2018 US Open – Osaka becomes first Japanese to win a Grand Slam as Serena was given code violation and a fine


Naomi Osaka won the US Open after an angry Serena
Williams accused the umpire of being a “thief” in some of
the most dramatic scenes at a Grand Slam final.
Williams was given a game penalty for her outburst, which
followed racquet smashing and another code violation as
Osaka won 6-2 6-4 in New York.
Osaka, 20, kept her focus to become the first Japanese to
win a Grand Slam.
Williams refused to shake hands with umpire Carlos Ramos
after the match.
The American, 36, graciously congratulated Osaka at the net
after the 20th seed completed an extraordinary victory and,
although Williams’ behaviour will grab the attention, nothing
should detract from a classy and composed display from
Osaka at Flushing Meadows.
“I’m sorry it had to end like this,” a crying Osaka said.
Williams was given a first code violation after Ramos judged
a gesture from coach Patrick Mouratoglou to be coaching.
Williams – who was aiming to equal Margaret Court’s record
of 24 Grand Slam singles titles – said she had not received
any tactics from Mouratoglou, telling the umpire she would
“never cheat to win and would rather lose”.
The Frenchman later admitted that he had been coaching
from the box.
“I was coaching but I don’t think she looked at me,”

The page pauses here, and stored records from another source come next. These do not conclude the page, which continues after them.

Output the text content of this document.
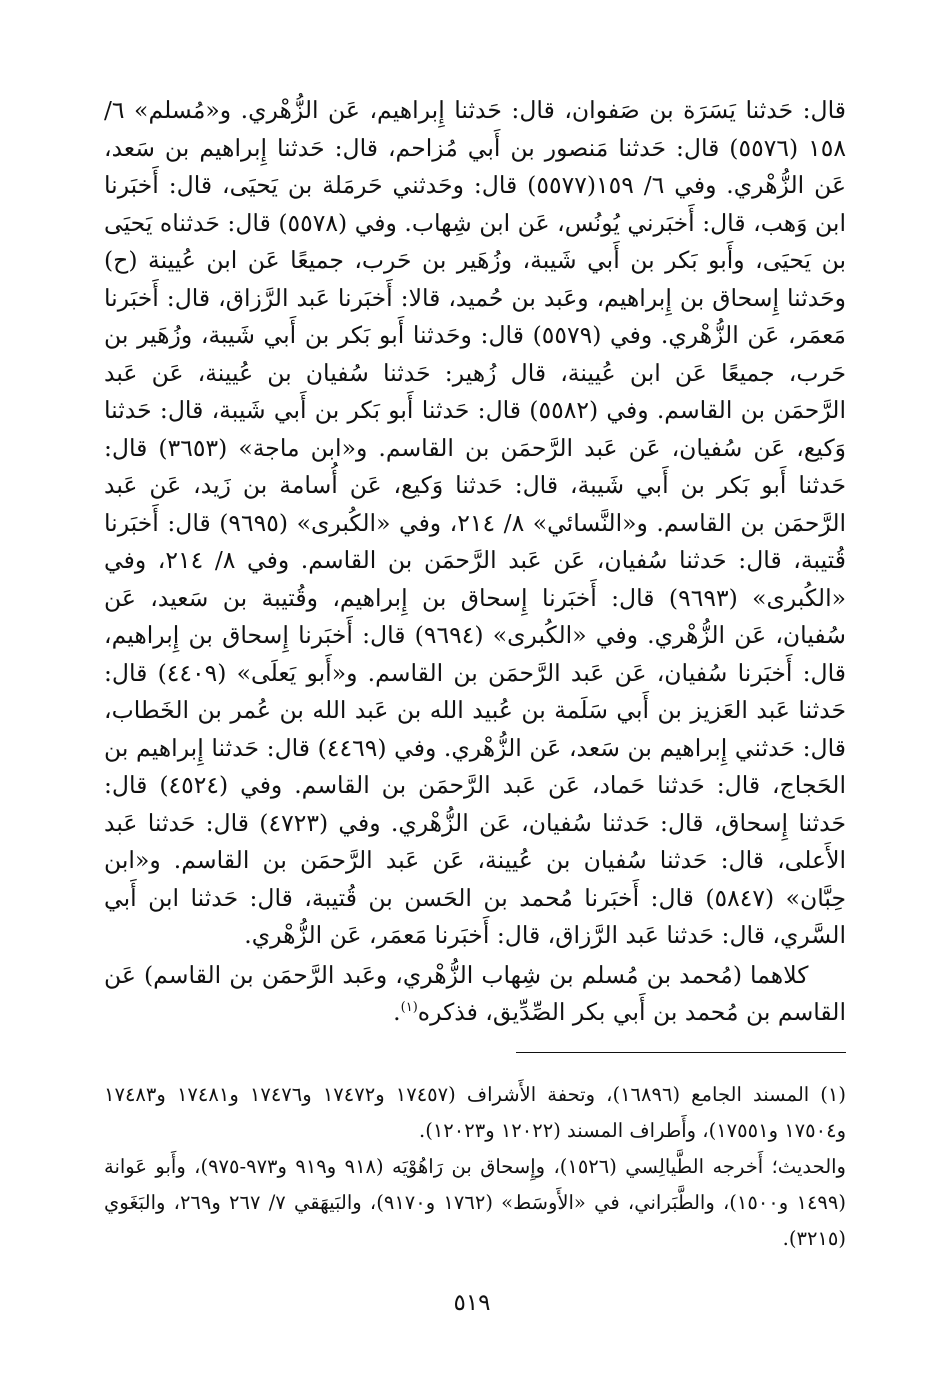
قال: حَدثنا يَسَرَة بن صَفوان، قال: حَدثنا إِبراهيم، عَن الزُّهْري. و«مُسلم» ٦/ ١٥٨ (٥٥٧٦) قال: حَدثنا مَنصور بن أَبي مُزاحم، قال: حَدثنا إِبراهيم بن سَعد، عَن الزُّهْري. وفي ٦/ ١٥٩(٥٥٧٧) قال: وحَدثني حَرمَلة بن يَحيَى، قال: أَخبَرنا ابن وَهب، قال: أَخبَرني يُونُس، عَن ابن شِهاب. وفي (٥٥٧٨) قال: حَدثناه يَحيَى بن يَحيَى، وأَبو بَكر بن أَبي شَيبة، وزُهَير بن حَرب، جميعًا عَن ابن عُيينة (ح) وحَدثنا إِسحاق بن إِبراهيم، وعَبد بن حُميد، قالا: أَخبَرنا عَبد الرَّزاق، قال: أَخبَرنا مَعمَر، عَن الزُّهْري. وفي (٥٥٧٩) قال: وحَدثنا أَبو بَكر بن أَبي شَيبة، وزُهَير بن حَرب، جميعًا عَن ابن عُيينة، قال زُهير: حَدثنا سُفيان بن عُيينة، عَن عَبد الرَّحمَن بن القاسم. وفي (٥٥٨٢) قال: حَدثنا أَبو بَكر بن أَبي شَيبة، قال: حَدثنا وَكيع، عَن سُفيان، عَن عَبد الرَّحمَن بن القاسم. و«ابن ماجة» (٣٦٥٣) قال: حَدثنا أَبو بَكر بن أَبي شَيبة، قال: حَدثنا وَكيع، عَن أُسامة بن زَيد، عَن عَبد الرَّحمَن بن القاسم. و«النَّسائي» ٨/ ٢١٤، وفي «الكُبرى» (٩٦٩٥) قال: أَخبَرنا قُتيبة، قال: حَدثنا سُفيان، عَن عَبد الرَّحمَن بن القاسم. وفي ٨/ ٢١٤، وفي «الكُبرى» (٩٦٩٣) قال: أَخبَرنا إِسحاق بن إِبراهيم، وقُتيبة بن سَعيد، عَن سُفيان، عَن الزُّهْري. وفي «الكُبرى» (٩٦٩٤) قال: أَخبَرنا إِسحاق بن إِبراهيم، قال: أَخبَرنا سُفيان، عَن عَبد الرَّحمَن بن القاسم. و«أَبو يَعلَى» (٤٤٠٩) قال: حَدثنا عَبد العَزيز بن أَبي سَلَمة بن عُبيد الله بن عَبد الله بن عُمر بن الخَطاب، قال: حَدثني إِبراهيم بن سَعد، عَن الزُّهْري. وفي (٤٤٦٩) قال: حَدثنا إِبراهيم بن الحَجاج، قال: حَدثنا حَماد، عَن عَبد الرَّحمَن بن القاسم. وفي (٤٥٢٤) قال: حَدثنا إِسحاق، قال: حَدثنا سُفيان، عَن الزُّهْري. وفي (٤٧٢٣) قال: حَدثنا عَبد الأَعلى، قال: حَدثنا سُفيان بن عُيينة، عَن عَبد الرَّحمَن بن القاسم. و«ابن حِبَّان» (٥٨٤٧) قال: أَخبَرنا مُحمد بن الحَسن بن قُتيبة، قال: حَدثنا ابن أَبي السَّري، قال: حَدثنا عَبد الرَّزاق، قال: أَخبَرنا مَعمَر، عَن الزُّهْري.

كلاهما (مُحمد بن مُسلم بن شِهاب الزُّهْري، وعَبد الرَّحمَن بن القاسم) عَن القاسم بن مُحمد بن أَبي بكر الصِّدِّيق، فذكره$^{(١)}$.

(١) المسند الجامع (١٦٨٩٦)، وتحفة الأَشراف (١٧٤٥٧ و١٧٤٧٢ و١٧٤٧٦ و١٧٤٨١ و١٧٤٨٣ و١٧٥٠٤ و١٧٥٥١)، وأَطراف المسند (١٢٠٢٢ و١٢٠٢٣).

والحديث؛ أَخرجه الطَّيالِسي (١٥٢٦)، وإِسحاق بن رَاهُوْيَه (٩١٨ و٩١٩ و٩٧٣-٩٧٥)، وأَبو عَوانة (١٤٩٩ و١٥٠٠)، والطَّبَراني، في «الأَوسَط» (١٧٦٢ و٩١٧٠)، والبَيهَقي ٧/ ٢٦٧ و٢٦٩، والبَغَوي (٣٢١٥).

٥١٩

Mouratoglou said. “Sash [Osaka’s coach Sascha Bajin] was
coaching as well. Everybody does it.
Williams then received another for a racquet smash at 3-2 in
the second set, leading to Ramos docking her a point as
Osaka started at 15-0 in the following game.
The American was furious, walking up to Ramos, shouting
and pointing at him as the crowd started booing in support of
the former world number one.
The drama continued as the atmosphere in Arthur Ashe
Stadium became more toxic.
Williams refused to let the issue slide and launched an
extraordinary rant at Ramos at the changeover, with Osaka
leading 4-3.
“You are a liar. You will never be on a court of mine as long
as you live. When are you going to give me my apology? Say
you are sorry,” she told the Portuguese.
That led to Ramos docking her the next game – leaving Osaka
just one more away from victory at 5-3 up.
Boos continued to rain down, generating incredible noise, as
Williams refused to take to the court and demanded an
intervention from the tournament referee.
Eventually she returned to the baseline, serving out a game
to love before Osaka showed remarkable focus to hold the
final game that sealed her first Grand Slam win.
Williams later accused the umpire of sexism, saying: “He’s
never taken a game from a man because they said ‘thief’
Williams is a national icon in the United States, as well as a
global star around the world, and had the backing of the
24,000-capacity Arthur Ashe Stadium.
But the boisterous crowd was quietened as Osaka came out
firing at the six-time champion.
Osaka, playing in her first Grand Slam final and against her
idol, showed no fear as her aggressive approach led to
multiple Williams errors.
Williams’ first-serve percentage was down at 38% and made
13 unforced errors as Osaka broke for 2-1 and 4-1 leads on
her way to the opening set.
The Ashe crowd, while remaining respectful towards Osaka,
was already upset with the way Williams had been treated –
and unhappiness turned to anger during the drama of the
second set.
Security staff ran on to the perimeter of the court as Ramos
walked off and the Portuguese did not return, as he would
usually have done, for the trophy presentation.
More boos followed at the start of the ceremony, leading to
Osaka pulling her visor down over her eyes to hide her tears.
Williams appealed for calm in her runner-up speech, asking
her supporters to “give credit” to Osaka’s achievement.
The Japanese player composed herself as the crowd began
to applaud her, although she almost dropped the trophy as
she walked off the stage.
“It was always my dream to play Serena in the US Open
finals so I am really glad I was able to do that,” she said.